[tex]y=\dfrac{\ln x}{3x-6}[/tex]
Differentiate both sides with respect to [tex]x[/tex]:
[tex]\dfrac{\mathrm dy}{\mathrm dx}=\dfrac{\frac{3x-6}x-3\ln x}{(3x-6)^2}[/tex]
When [tex]x=1[/tex], you have
[tex]\dfrac{\mathrm dy}{\mathrm dx}=\dfrac{\frac{3-6}1-3\ln1}{(3-6)^2}=\dfrac{-3}9=-\dfrac13[/tex]
For part (b), we now assume that [tex]x[/tex] and [tex]y[/tex] are functions of an independent variable, which we'll call [tex]t[/tex] (for time). Now differentiating both sides with respect to [tex]t[/tex], we have
[tex]\dfrac{\mathrm dy}{\mathrm dt}=\dfrac{\frac{3x-6}x-3\ln x}{(3x-6)^2}\dfrac{\mathrm dx}{\mathrm dt}[/tex]
where the chain rule is used on the right side.
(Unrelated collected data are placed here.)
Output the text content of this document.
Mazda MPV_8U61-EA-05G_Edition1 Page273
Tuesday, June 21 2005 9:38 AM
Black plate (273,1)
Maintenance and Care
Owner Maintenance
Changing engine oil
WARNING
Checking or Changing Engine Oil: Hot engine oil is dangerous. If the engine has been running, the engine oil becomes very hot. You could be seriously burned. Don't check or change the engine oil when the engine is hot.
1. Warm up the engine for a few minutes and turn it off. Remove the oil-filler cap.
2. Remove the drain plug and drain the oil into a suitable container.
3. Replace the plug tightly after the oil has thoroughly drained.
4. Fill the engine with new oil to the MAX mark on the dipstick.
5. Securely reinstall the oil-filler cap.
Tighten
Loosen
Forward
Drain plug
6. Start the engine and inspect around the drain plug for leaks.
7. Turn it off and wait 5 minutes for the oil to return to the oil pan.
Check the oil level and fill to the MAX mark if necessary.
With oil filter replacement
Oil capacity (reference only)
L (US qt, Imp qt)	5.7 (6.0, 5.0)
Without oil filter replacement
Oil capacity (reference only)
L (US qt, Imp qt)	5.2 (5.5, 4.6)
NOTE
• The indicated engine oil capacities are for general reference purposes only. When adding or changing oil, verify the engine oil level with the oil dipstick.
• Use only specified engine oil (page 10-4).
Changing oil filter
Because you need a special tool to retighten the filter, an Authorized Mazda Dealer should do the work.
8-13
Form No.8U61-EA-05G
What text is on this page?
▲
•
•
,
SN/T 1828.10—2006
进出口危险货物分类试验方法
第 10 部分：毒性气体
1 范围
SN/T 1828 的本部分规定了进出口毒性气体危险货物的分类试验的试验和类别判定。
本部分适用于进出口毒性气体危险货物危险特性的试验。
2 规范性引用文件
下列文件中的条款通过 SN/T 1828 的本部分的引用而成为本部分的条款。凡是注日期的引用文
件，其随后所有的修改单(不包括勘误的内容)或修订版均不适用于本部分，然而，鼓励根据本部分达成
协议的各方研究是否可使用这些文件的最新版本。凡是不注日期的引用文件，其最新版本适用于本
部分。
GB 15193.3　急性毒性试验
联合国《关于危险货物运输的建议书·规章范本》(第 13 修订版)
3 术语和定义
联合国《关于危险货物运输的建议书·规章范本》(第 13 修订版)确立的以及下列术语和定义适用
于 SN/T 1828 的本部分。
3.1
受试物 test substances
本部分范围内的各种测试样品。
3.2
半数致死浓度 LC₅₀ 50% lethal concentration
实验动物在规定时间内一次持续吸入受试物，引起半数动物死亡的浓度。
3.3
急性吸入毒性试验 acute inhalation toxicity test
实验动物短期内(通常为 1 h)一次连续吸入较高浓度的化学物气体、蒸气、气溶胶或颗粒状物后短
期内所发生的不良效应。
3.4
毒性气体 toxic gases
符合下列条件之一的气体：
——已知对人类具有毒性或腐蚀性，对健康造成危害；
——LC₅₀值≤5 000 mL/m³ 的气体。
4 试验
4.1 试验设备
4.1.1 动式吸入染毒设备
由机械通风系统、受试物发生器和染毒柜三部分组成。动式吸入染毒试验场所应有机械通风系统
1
We're told that [tex]y[/tex] is decreasing at a constant rate of 0.1 units/second, which translates to [tex]\dfrac{\mathrm dy}{\mathrm dt}=-0.1[/tex]. So when [tex]x=1[/tex], you have
[tex]-0.1=\dfrac{\frac{3-6}1-3\ln1}{(3-6)^2}\dfrac{\mathrm dx}{\mathrm dt}[/tex]
[tex]-0.1=-\dfrac13\dfrac{\mathrm dx}{\mathrm dt}[/tex]
[tex]\dfrac{\mathrm dx}{\mathrm dt}=0.3[/tex]
where the unit is again units/second.